Let $a_0$ be an positive integer, define
$$ a_{n+1} = \begin{cases} a_n/2, & \text{if $a_n$ is even} \\ a_n+2a_0-1, & \text{if $a_n$ is odd} \end{cases}$$
Now form a sequence $S(a_0)_{n\ge 0}$ by performing this operation repeatedly.
Example: let $a_0=9$ then sequence $S(9)=\{9,26,13,30,15,32,16,8,4,2,1\}$
1 Question: For every $a_0$, sequence $S(a_0)$ will eventually reach the number $1$?
More example
S(1): 1
S(2): 2 1
S(3): 3 8 4 2 1
S(4): 4 2 1
S(5): 5 14 7 16 8 4 2 1
S(6): 6 3 14 7 18 9 20 10 5 16 8 4 2 1
S(7): 7 20 10 5 18 9 22 11 24 12 6 3 16 8 4 2 1
S(8): 8 4 2 1
S(9): 9 26 13 30 15 32 16 8 4 2 1
S(10): 10 5 24 12 6 3 22 11 30 15 34 17 36 18 9 28 14 7 26 13 32 16 8 4 2 1
Extending above claim
Define Sequence $S_t(a_0)$ where $$ a_{n+1} = \begin{cases} a_n/2, & \text{if $a_n$ is even} \\ a_n+2^ta_0-1, & \text{if $a_n$ is odd} \end{cases}$$
With $a_0$ and $t$ are given positive integers.
Note $S_1(a_0)=S(a_0)$
Example $S_2(9)=\{9, 44, 22, 11, 46, 23, 58, 29, 64, 32, 16, 8, 4, 2, 1\}$
2 Question : for every $a_0,t\in\mathbb{N}$, sequence $S_t(a_0)$ will eventually reach the number $1$?
Source python
n=1
while n<11:
def collatz(n):
k=n
while (n > 1):
print(n, end=' ')
if (n % 2):
# n is odd
n = n + 2*k-1
else:
# n is even
n = n//2
print(1, end='')
#n = int(input('Enter n: '))
print('\n',n,'Sequence: ', end=' ')
collatz(n)
n=n+1
'''
Indeed, the sequence will reach $1$ eventually.
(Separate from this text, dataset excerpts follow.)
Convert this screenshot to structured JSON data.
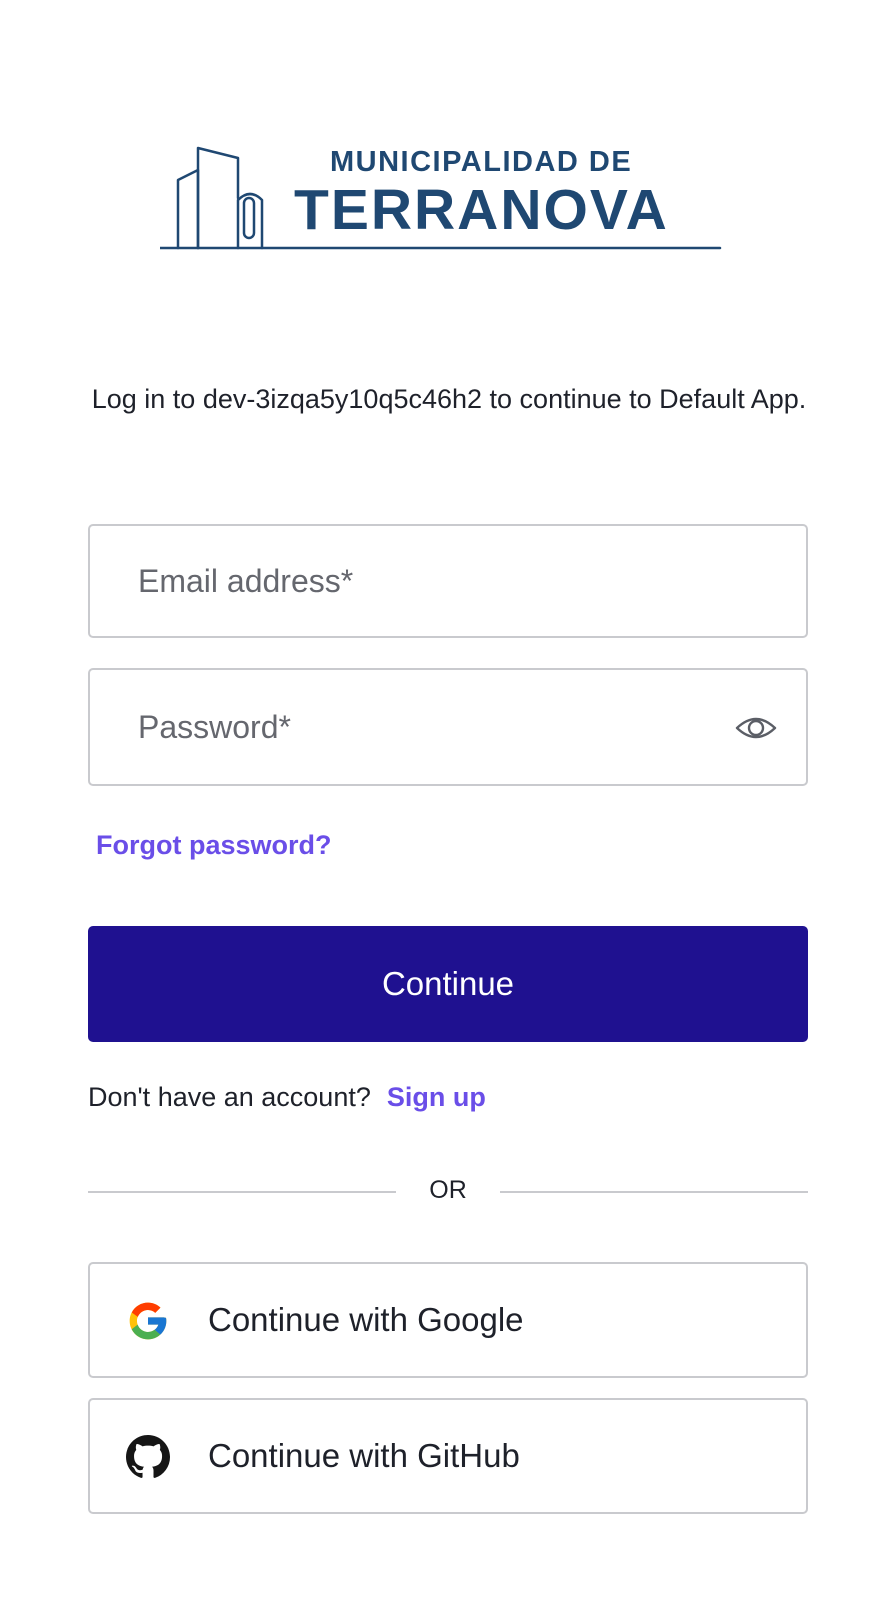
{
  "logo": {
    "line1": "MUNICIPALIDAD DE",
    "line2": "TERRANOVA",
    "icon": "building-logo-icon",
    "color": "#1f4872"
  },
  "intro": {
    "text": "Log in to dev-3izqa5y10q5c46h2 to continue to Default App."
  },
  "email": {
    "placeholder": "Email address*",
    "value": ""
  },
  "password": {
    "placeholder": "Password*",
    "value": "",
    "toggle_icon": "eye-icon"
  },
  "links": {
    "forgot": "Forgot password?",
    "signup_prompt": "Don't have an account?",
    "signup": "Sign up"
  },
  "buttons": {
    "continue": "Continue",
    "google": "Continue with Google",
    "github": "Continue with GitHub"
  },
  "divider": {
    "text": "OR"
  },
  "colors": {
    "primary": "#1f1190",
    "link": "#6a4ee8",
    "border": "#c9cace",
    "text": "#1e212a"
  }
}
Here is how you can see it. Let's look into a slightly modified sequence:
$$b_{n+1}=\begin{cases}b_n/2&b_n\text{ even}\\\frac{b_n-1}{2}+a_0&b_n\text{ odd}\end{cases}$$
$$b_0=1$$
This is the same sequence as the previous one, except that it is "shifted" by one place ($b_1=a_0$) and from the original sequence we drop the first (necessarily even) number following any odd number.
Example: $a_0=6$, $(a_n)_{n\in\mathbb N}=(6, 3, 14, 7, 18, 9, 20, 10, 5, 16, 8, 4, 2, 1,\ldots), (b_n)_{n\in\mathbb N}=(1, 6, 3, 7, 9, 10, 5, 8, 4, 2, 1,\ldots)$.
The sequence $(b_n)$ is easier to look at, for example it immediately follows that its members are all smaller than $2a_0$, in fact they are bound by $2a_0-2$ (induction on $n$):
(By the way, this also means that $(a_n)$ will be bound by $4a_0-4$.)
Now, this means that the sequence $b_n$ will eventually start to repeat.
On the other hand, the sequence $b_n$ can be also "replayed backwards":
$$b_{n-1}=\begin{cases}2b_n,&b_n\lt a_0\\2(b_n-a_0)+1,&b_n\ge a_0\end{cases}$$
This is because, if the following item $b_n$ is $b_n\ge a_0$, it could've only been produced by the second rule (or otherwise, if produced by halving, we would have $b_{n-1}\ge 2a_0$). Also, if the following item $b_n$ is $b_n\lt a_0$, then it could've only been produced by halving, because the second rule produces only values $\ge a_0$.
From the two facts shown in italics above, we can conclude that one of $b_n$'s will eventually be $1$. Namely, the sequence will repeat eventually, and let $b_m=b_n$ be the first repetition (lexicographically), with $m<n$. If $m=0$, then $b_n=b_0=1$ - problem solved! If $m\ne 0$, then, because of the "replay backwards" rule we have $b_{m-1}=b_{n-1}$ - a contradiction with $b_m=b_n$ being the first repetition.